Older fonts

33 views

Skip to first unread message

Geo Past

unread,

Aug 22, 2016, 7:06:35 AM8/22/16

to tesseract-ocr

Hi everyone,

I'm running a Tesseract install for my project and i'm hoping to improve OCR results. At the moment i convert each image to grayscale to get better results.

Here's a few examples of the content i'm dealing with:

https://www.flickr.com/photos/sarniahistoricalsociety/24629031156/in/album-72157663444855040/

https://www.flickr.com/photos/sarniahistoricalsociety/27218048966/in/album-72157663444855040/

https://www.flickr.com/photos/sarniahistoricalsociety/27251861635/in/album-72157663444855040/

https://www.flickr.com/photos/sarniahistoricalsociety/27251771435/in/album-72157663444855040/

As you can see each example text is quite different. I'm wondering what the best approach would be - trying to find matching fonts for tesseract? All comments welcome :)

Thanks,

Neil

Tom Morris

unread,

Aug 23, 2016, 1:35:28 AM8/23/16

to tesseract-ocr

On Monday, August 22, 2016 at 7:06:35 AM UTC-4, Geo Past wrote:

I'm running a Tesseract install for my project and i'm hoping to improve OCR results.

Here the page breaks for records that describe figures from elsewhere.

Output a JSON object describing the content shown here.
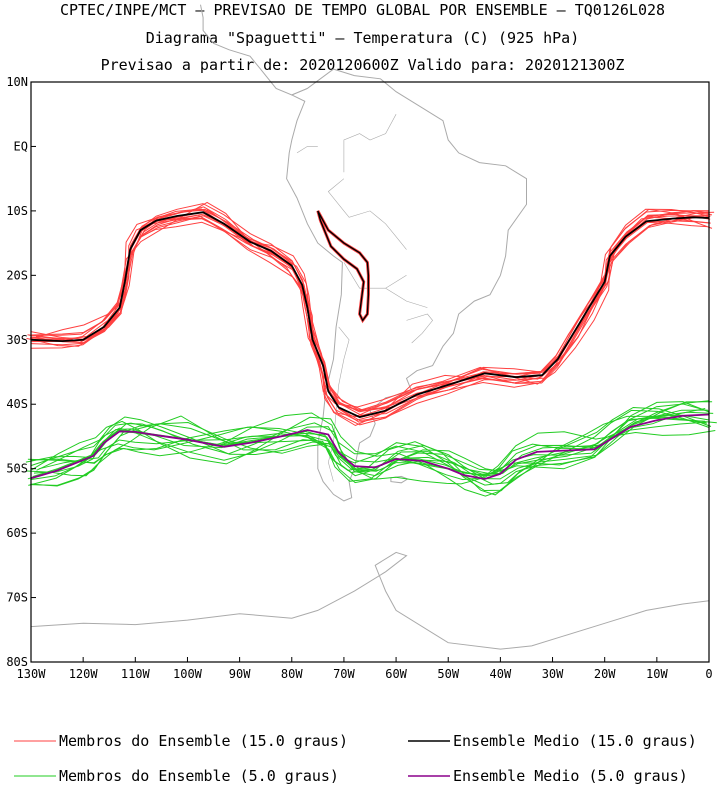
{
  "header": {
    "line1": "CPTEC/INPE/MCT – PREVISAO DE TEMPO GLOBAL POR ENSEMBLE – TQ0126L028",
    "line2": "Diagrama \"Spaguetti\" – Temperatura (C) (925 hPa)",
    "line3": "Previsao a partir de: 2020120600Z  Valido para: 2020121300Z"
  },
  "map": {
    "lon_range": [
      -130,
      0
    ],
    "lat_range": [
      -80,
      10
    ],
    "lat_labels": [
      "10N",
      "EQ",
      "10S",
      "20S",
      "30S",
      "40S",
      "50S",
      "60S",
      "70S",
      "80S"
    ],
    "lon_labels": [
      "130W",
      "120W",
      "110W",
      "100W",
      "90W",
      "80W",
      "70W",
      "60W",
      "50W",
      "40W",
      "30W",
      "20W",
      "10W",
      "0"
    ],
    "land_color": "#aaaaaa"
  },
  "chart_data": {
    "type": "line",
    "x_unit": "longitude (deg)",
    "y_unit": "latitude (deg)",
    "series": [
      {
        "name": "Ensemble Medio (15.0 graus)",
        "color": "#000000",
        "points": [
          [
            -130,
            -30
          ],
          [
            -124,
            -30.2
          ],
          [
            -120,
            -30
          ],
          [
            -116,
            -28
          ],
          [
            -113,
            -25
          ],
          [
            -112,
            -21
          ],
          [
            -111,
            -16
          ],
          [
            -109,
            -13
          ],
          [
            -106,
            -11.5
          ],
          [
            -102,
            -10.8
          ],
          [
            -97,
            -10.2
          ],
          [
            -93,
            -12
          ],
          [
            -88,
            -14.8
          ],
          [
            -84,
            -16.2
          ],
          [
            -80,
            -18.5
          ],
          [
            -78,
            -21.5
          ],
          [
            -77,
            -25
          ],
          [
            -76,
            -30
          ],
          [
            -74,
            -34
          ],
          [
            -73,
            -38
          ],
          [
            -71,
            -40.5
          ],
          [
            -67,
            -42
          ],
          [
            -62,
            -41
          ],
          [
            -56,
            -38.5
          ],
          [
            -50,
            -37
          ],
          [
            -43,
            -35.2
          ],
          [
            -37,
            -35.8
          ],
          [
            -32,
            -35.5
          ],
          [
            -29,
            -33
          ],
          [
            -26,
            -29
          ],
          [
            -23,
            -25
          ],
          [
            -20,
            -21
          ],
          [
            -19,
            -17
          ],
          [
            -16,
            -14
          ],
          [
            -12,
            -11.6
          ],
          [
            -7,
            -11.2
          ],
          [
            -3,
            -11
          ],
          [
            0,
            -11.1
          ]
        ]
      },
      {
        "name": "Ensemble Medio (5.0 graus)",
        "color": "#8b008b",
        "points": [
          [
            -130,
            -51.5
          ],
          [
            -125,
            -50.3
          ],
          [
            -121,
            -49
          ],
          [
            -118,
            -48
          ],
          [
            -116,
            -46
          ],
          [
            -113,
            -44.2
          ],
          [
            -110,
            -44.3
          ],
          [
            -106,
            -44.8
          ],
          [
            -100,
            -45.5
          ],
          [
            -93,
            -46.6
          ],
          [
            -88,
            -46
          ],
          [
            -82,
            -45
          ],
          [
            -77,
            -44
          ],
          [
            -73,
            -44.7
          ],
          [
            -71,
            -47.5
          ],
          [
            -68,
            -49.6
          ],
          [
            -64,
            -49.8
          ],
          [
            -60,
            -48.5
          ],
          [
            -55,
            -48.8
          ],
          [
            -50,
            -50
          ],
          [
            -47,
            -51
          ],
          [
            -43,
            -51.6
          ],
          [
            -40,
            -50.8
          ],
          [
            -37,
            -48.6
          ],
          [
            -33,
            -47.4
          ],
          [
            -28,
            -47.2
          ],
          [
            -22,
            -47
          ],
          [
            -19,
            -45.5
          ],
          [
            -15,
            -43.5
          ],
          [
            -10,
            -42.5
          ],
          [
            -5,
            -41.8
          ],
          [
            0,
            -41.6
          ]
        ]
      }
    ],
    "ensemble_members": [
      {
        "name": "Membros do Ensemble (15.0 graus)",
        "color": "#ff4040",
        "count": 15
      },
      {
        "name": "Membros do Ensemble (5.0 graus)",
        "color": "#22cc22",
        "count": 15
      }
    ],
    "andes_contour": {
      "color": "#ff4040",
      "points": [
        [
          -75,
          -10
        ],
        [
          -73,
          -13
        ],
        [
          -70,
          -15
        ],
        [
          -67,
          -16.5
        ],
        [
          -65.5,
          -18
        ],
        [
          -65.3,
          -20
        ],
        [
          -65.3,
          -23
        ],
        [
          -65.5,
          -26
        ],
        [
          -66.4,
          -27
        ],
        [
          -67,
          -26
        ],
        [
          -66.2,
          -21
        ],
        [
          -67.5,
          -19
        ],
        [
          -70,
          -17.5
        ],
        [
          -72.5,
          -15.5
        ],
        [
          -74.5,
          -11.5
        ],
        [
          -75,
          -10
        ]
      ]
    }
  },
  "legend": {
    "items": [
      {
        "label": "Membros do Ensemble (15.0 graus)",
        "color": "#ff4040"
      },
      {
        "label": "Ensemble Medio (15.0 graus)",
        "color": "#000000"
      },
      {
        "label": "Membros do Ensemble (5.0 graus)",
        "color": "#22cc22"
      },
      {
        "label": "Ensemble Medio (5.0 graus)",
        "color": "#8b008b"
      }
    ]
  }
}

At the moment i convert each image to grayscale to get better results.

Here's a few examples of the content i'm dealing with:

https://www.flickr.com/photos/sarniahistoricalsociety/24629031156/in/album-72157663444855040/

This one is hand printed. Probably not a good candidate for Tesseract...

https://www.flickr.com/photos/sarniahistoricalsociety/27218048966/in/album-72157663444855040/
https://www.flickr.com/photos/sarniahistoricalsociety/27251861635/in/album-72157663444855040/
https://www.flickr.com/photos/sarniahistoricalsociety/27251771435/in/album-72157663444855040/

As you can see each example text is quite different. I'm wondering what the best approach would be - trying to find matching fonts for tesseract? All comments welcome :)

The remaining ones look like real fonts, although the first is almost completely obscured by the background and the last is bifurcated by the image edge. I suspect if you can successfully deal with those issues, the font issues will fade into the background (and, if not, you can enhance the training to include the fonts you are interested in).